Meanwhile, nobody bats an eye at the TGI Friday’s with a full liquor license and a parking lot.
And the thing that really gets me, the part I can’t shake, is this: Driving while high, while absolutely not something I’m endorsing, not even a little, is demonstrably less dangerous than driving drunk. The research is pretty clear on this. The National Highway Traffic Safety Administration found that while drunk drivers are significantly more likely to cause fatal crashes, marijuana-impaired drivers show a much smaller increase in risk. Stoned drivers tend to drive slower, leave more following distance, and are generally aware they’re impaired. Drunk drivers? They think they’re Mario Andretti. Every single one of them. You’ve never met a drunk person who thought they couldn’t drive. It’s the alcohol’s best trick.
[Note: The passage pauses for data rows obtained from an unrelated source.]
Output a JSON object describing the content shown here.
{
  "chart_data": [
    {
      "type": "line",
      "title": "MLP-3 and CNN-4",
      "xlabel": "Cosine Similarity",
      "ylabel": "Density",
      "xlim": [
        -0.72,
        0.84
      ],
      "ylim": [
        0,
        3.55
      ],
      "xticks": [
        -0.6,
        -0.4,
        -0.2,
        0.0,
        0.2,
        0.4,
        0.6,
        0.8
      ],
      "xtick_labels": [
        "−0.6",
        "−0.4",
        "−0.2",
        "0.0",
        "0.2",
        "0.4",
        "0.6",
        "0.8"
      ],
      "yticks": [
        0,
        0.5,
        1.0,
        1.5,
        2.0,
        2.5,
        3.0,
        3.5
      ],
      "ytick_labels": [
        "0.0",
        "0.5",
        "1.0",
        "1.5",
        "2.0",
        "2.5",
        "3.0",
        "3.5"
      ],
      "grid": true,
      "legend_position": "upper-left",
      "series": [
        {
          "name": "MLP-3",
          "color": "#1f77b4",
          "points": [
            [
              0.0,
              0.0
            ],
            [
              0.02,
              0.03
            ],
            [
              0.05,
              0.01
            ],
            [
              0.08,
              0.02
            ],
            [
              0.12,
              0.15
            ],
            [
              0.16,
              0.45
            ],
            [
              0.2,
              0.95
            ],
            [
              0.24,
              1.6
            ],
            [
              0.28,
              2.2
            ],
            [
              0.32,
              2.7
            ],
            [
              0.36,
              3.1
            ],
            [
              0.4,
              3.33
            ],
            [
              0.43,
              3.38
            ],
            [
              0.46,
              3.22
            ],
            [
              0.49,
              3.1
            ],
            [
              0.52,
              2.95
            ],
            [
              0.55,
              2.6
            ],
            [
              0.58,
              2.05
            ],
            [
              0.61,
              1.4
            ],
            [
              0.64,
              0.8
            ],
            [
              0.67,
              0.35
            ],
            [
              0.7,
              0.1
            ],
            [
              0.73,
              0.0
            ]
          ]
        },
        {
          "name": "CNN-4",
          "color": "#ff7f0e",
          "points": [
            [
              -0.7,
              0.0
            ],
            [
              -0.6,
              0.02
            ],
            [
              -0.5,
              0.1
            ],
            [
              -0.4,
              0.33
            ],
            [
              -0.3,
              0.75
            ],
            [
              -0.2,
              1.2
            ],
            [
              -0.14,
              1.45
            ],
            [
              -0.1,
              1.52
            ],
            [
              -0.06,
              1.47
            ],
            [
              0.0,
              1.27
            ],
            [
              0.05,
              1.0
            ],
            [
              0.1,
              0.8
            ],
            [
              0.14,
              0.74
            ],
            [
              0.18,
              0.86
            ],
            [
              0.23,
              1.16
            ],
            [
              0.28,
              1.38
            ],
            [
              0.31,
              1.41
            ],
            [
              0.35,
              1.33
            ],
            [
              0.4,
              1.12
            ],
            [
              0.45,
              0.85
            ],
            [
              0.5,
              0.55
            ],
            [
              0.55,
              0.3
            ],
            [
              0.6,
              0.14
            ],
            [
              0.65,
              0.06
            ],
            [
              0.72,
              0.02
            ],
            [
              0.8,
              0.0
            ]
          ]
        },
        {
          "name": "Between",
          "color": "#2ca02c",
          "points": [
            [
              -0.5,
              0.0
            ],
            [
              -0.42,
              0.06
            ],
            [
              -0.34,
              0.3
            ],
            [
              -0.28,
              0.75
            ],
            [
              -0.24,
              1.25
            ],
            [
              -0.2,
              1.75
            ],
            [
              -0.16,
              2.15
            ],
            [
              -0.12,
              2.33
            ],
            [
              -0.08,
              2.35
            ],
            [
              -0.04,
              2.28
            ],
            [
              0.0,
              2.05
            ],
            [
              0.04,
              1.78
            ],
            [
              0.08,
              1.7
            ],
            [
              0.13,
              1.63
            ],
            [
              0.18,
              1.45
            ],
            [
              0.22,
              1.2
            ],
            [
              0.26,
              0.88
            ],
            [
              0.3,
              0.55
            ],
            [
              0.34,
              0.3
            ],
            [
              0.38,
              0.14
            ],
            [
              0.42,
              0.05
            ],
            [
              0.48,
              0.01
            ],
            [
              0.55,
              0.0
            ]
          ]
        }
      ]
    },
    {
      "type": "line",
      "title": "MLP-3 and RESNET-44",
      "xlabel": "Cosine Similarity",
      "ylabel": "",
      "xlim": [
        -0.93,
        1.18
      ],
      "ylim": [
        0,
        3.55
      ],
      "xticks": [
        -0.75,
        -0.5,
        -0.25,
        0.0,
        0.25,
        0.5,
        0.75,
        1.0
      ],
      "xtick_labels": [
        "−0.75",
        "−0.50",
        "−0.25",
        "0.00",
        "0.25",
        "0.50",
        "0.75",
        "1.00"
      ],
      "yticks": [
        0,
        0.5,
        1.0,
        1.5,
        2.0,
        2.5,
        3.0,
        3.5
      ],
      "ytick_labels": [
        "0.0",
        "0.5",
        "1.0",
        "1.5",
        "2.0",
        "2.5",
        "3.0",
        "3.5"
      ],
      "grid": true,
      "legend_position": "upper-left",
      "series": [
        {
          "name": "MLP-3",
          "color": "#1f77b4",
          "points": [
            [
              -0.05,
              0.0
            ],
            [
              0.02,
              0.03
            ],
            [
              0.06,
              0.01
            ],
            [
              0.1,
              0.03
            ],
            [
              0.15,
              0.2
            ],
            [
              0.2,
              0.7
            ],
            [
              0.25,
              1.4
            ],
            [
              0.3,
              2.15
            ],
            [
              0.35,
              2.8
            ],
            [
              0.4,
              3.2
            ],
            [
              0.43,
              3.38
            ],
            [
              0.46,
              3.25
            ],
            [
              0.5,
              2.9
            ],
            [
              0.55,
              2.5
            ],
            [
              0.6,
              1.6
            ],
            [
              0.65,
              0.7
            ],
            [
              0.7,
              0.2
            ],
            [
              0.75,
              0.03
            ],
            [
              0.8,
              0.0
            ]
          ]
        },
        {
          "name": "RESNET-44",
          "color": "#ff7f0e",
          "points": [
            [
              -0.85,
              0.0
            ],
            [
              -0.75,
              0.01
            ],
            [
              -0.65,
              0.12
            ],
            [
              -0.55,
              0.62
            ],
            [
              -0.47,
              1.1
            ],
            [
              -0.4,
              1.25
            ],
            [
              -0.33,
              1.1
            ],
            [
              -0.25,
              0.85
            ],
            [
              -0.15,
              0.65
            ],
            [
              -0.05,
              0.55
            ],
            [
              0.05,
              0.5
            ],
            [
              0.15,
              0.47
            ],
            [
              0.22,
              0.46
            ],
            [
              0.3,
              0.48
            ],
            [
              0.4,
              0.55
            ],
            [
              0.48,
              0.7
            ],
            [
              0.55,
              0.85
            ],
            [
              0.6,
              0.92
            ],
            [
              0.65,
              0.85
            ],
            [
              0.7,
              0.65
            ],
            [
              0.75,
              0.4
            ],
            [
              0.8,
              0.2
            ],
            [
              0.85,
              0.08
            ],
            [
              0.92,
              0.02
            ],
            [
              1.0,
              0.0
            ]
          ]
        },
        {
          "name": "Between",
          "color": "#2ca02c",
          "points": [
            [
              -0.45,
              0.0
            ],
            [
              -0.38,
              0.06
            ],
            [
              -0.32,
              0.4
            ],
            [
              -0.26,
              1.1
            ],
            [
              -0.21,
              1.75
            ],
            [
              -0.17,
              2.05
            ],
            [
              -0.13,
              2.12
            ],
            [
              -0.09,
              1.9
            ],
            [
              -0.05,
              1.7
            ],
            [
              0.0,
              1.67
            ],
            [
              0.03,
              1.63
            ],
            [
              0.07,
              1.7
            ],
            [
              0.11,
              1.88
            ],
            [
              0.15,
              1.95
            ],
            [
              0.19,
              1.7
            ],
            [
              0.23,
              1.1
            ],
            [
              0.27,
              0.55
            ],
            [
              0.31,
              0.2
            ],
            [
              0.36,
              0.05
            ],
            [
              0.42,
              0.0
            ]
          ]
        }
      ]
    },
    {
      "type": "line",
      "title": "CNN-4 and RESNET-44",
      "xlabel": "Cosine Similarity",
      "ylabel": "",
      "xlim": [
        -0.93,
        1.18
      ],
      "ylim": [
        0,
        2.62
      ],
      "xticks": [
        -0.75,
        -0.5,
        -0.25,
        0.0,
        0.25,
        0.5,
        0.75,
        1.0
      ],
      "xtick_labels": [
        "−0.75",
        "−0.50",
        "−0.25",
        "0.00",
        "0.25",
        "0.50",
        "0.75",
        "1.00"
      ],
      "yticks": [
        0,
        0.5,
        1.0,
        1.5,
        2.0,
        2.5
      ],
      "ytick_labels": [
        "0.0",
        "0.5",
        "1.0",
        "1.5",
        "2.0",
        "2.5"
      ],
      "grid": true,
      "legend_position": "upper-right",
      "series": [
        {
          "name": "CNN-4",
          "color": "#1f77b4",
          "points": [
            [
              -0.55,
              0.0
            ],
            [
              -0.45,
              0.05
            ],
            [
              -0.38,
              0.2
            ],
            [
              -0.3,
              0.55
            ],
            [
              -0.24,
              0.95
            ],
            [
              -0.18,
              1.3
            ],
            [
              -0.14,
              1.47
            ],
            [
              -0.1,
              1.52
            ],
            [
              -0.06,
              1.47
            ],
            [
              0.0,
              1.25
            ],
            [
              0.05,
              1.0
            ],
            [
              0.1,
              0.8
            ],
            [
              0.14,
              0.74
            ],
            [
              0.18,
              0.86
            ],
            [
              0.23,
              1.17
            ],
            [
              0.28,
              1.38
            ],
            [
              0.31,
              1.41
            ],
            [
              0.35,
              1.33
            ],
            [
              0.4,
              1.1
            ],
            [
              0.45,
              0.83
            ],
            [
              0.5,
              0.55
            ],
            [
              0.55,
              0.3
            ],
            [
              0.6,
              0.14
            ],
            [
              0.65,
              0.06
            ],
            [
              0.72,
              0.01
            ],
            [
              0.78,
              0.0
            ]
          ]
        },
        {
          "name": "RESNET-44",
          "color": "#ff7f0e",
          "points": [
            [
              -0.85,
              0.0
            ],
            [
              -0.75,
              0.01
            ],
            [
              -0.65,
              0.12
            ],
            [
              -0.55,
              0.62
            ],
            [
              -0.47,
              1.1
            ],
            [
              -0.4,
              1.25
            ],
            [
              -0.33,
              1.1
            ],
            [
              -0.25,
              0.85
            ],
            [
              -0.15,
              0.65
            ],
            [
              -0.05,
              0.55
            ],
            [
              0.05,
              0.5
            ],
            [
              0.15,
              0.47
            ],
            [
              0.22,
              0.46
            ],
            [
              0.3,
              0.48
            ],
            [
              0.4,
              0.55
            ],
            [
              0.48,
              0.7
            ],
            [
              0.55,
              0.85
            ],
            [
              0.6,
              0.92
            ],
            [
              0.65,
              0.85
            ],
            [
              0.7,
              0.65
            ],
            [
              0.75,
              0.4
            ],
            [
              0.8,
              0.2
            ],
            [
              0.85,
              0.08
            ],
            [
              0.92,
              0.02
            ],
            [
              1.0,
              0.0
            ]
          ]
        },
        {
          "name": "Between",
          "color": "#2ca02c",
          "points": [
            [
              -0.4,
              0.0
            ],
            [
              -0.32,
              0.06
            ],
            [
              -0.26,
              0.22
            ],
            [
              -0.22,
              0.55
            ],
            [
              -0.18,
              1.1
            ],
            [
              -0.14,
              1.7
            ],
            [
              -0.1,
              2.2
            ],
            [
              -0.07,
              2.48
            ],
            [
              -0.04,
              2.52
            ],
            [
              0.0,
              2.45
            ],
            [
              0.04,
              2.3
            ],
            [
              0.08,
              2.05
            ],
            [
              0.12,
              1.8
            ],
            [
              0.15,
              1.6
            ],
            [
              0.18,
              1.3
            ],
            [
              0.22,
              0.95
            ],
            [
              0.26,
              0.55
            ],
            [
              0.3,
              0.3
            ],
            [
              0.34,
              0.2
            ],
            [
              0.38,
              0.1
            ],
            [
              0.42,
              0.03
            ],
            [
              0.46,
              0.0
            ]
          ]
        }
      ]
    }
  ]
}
So the place where people consume the substance that makes them believe they’re invincible behind the wheel? That gets a happy hour and a 4.2 on Yelp. The place where people consume the substance that makes them drive 22 miles per hour and stop at green lights? That gets a town hall meeting and a concerned letter from the PTA.
Make it make sense. I’ll be on my chair, waiting.
Again, I’m not saying weed is safe. I’m just saying that compared to booze, weed is … well, much safer.
The stigma isn’t based on science. It’s not based on safety. It’s based on the fact that one of these substances had better PR for the last century. That’s it. That’s the whole thing.
Now if you’ll excuse me, I’m going to go crack open a perfectly socially acceptable beer, because I am nothing if not a hypocrite. I’ll probably eat a gummy later also, cards on the table.